Runtimes are about 1400 CPU hours for this test: (800s per model per target on avg) x (3 targets) x (2000 decoys)
Output files of structure prediction are a score file and a binary silent file. We look at the score file and plot the score-vs-rmsd distribution of the created models. Passes are defined by the cutoffs for all to be true: 10% of the models below the RMSD cutoff, 10% of the scores below the score cutoff and PNear higher than the PNear cutoff, defined by the first run minus 0.1. All cutoffs were defined by the first run of the protocols and adjusted over several runs.

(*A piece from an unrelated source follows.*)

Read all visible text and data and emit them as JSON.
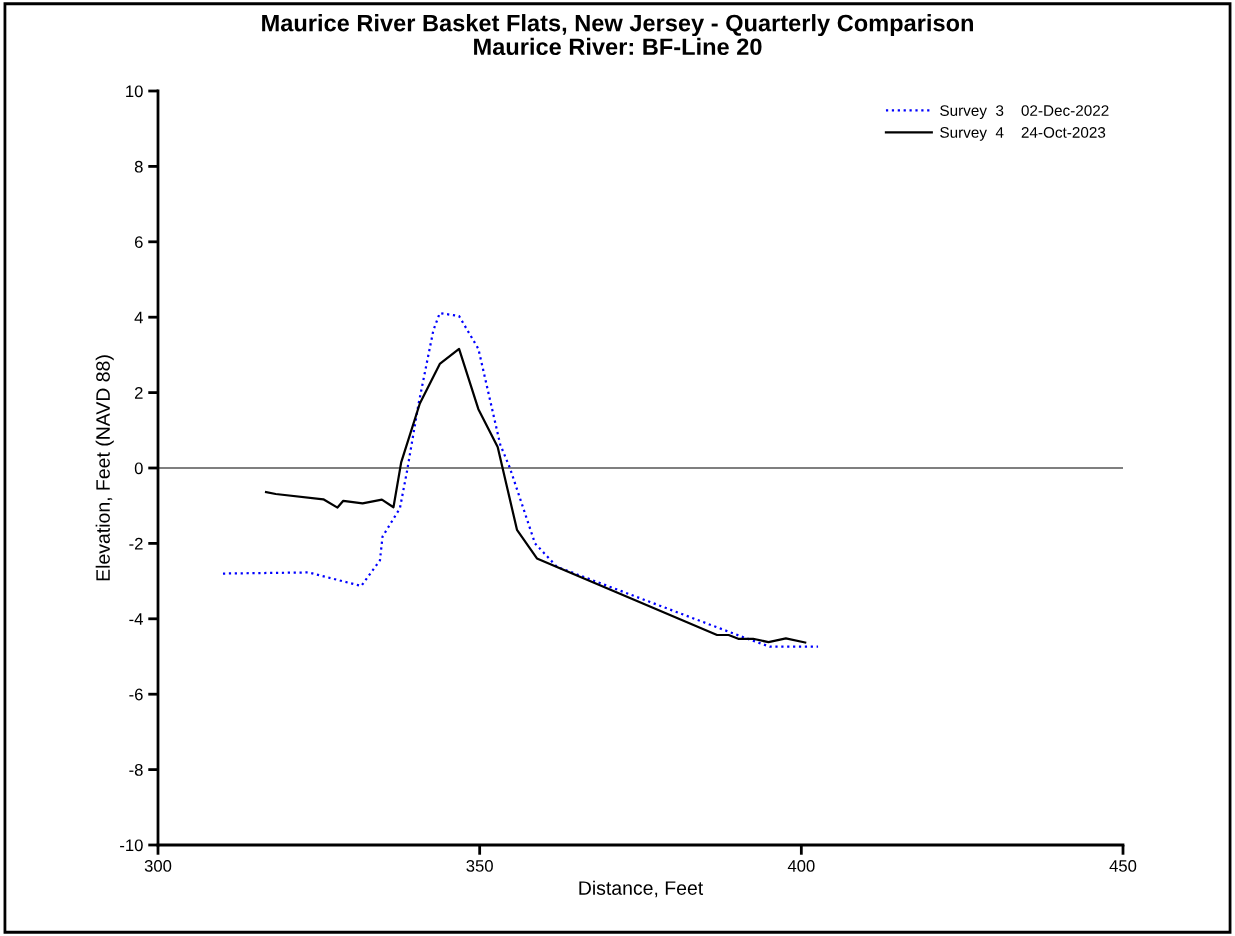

We compare the results against the benchmarks described in (Kuenze, Structure, 2019). The funnel of 1x0n isn't quite as well-defined as in the paper and from the first, single run it is unclear why.
The run times are on the higher end, which is why we're only testing 3 proteins on the test server. Ideally, it would be nice to run all benchmarks from the paper on the test server, but this is computationally prohibitive. Target diversity, size and complexity of the full benchmark are well-chosen and optimized.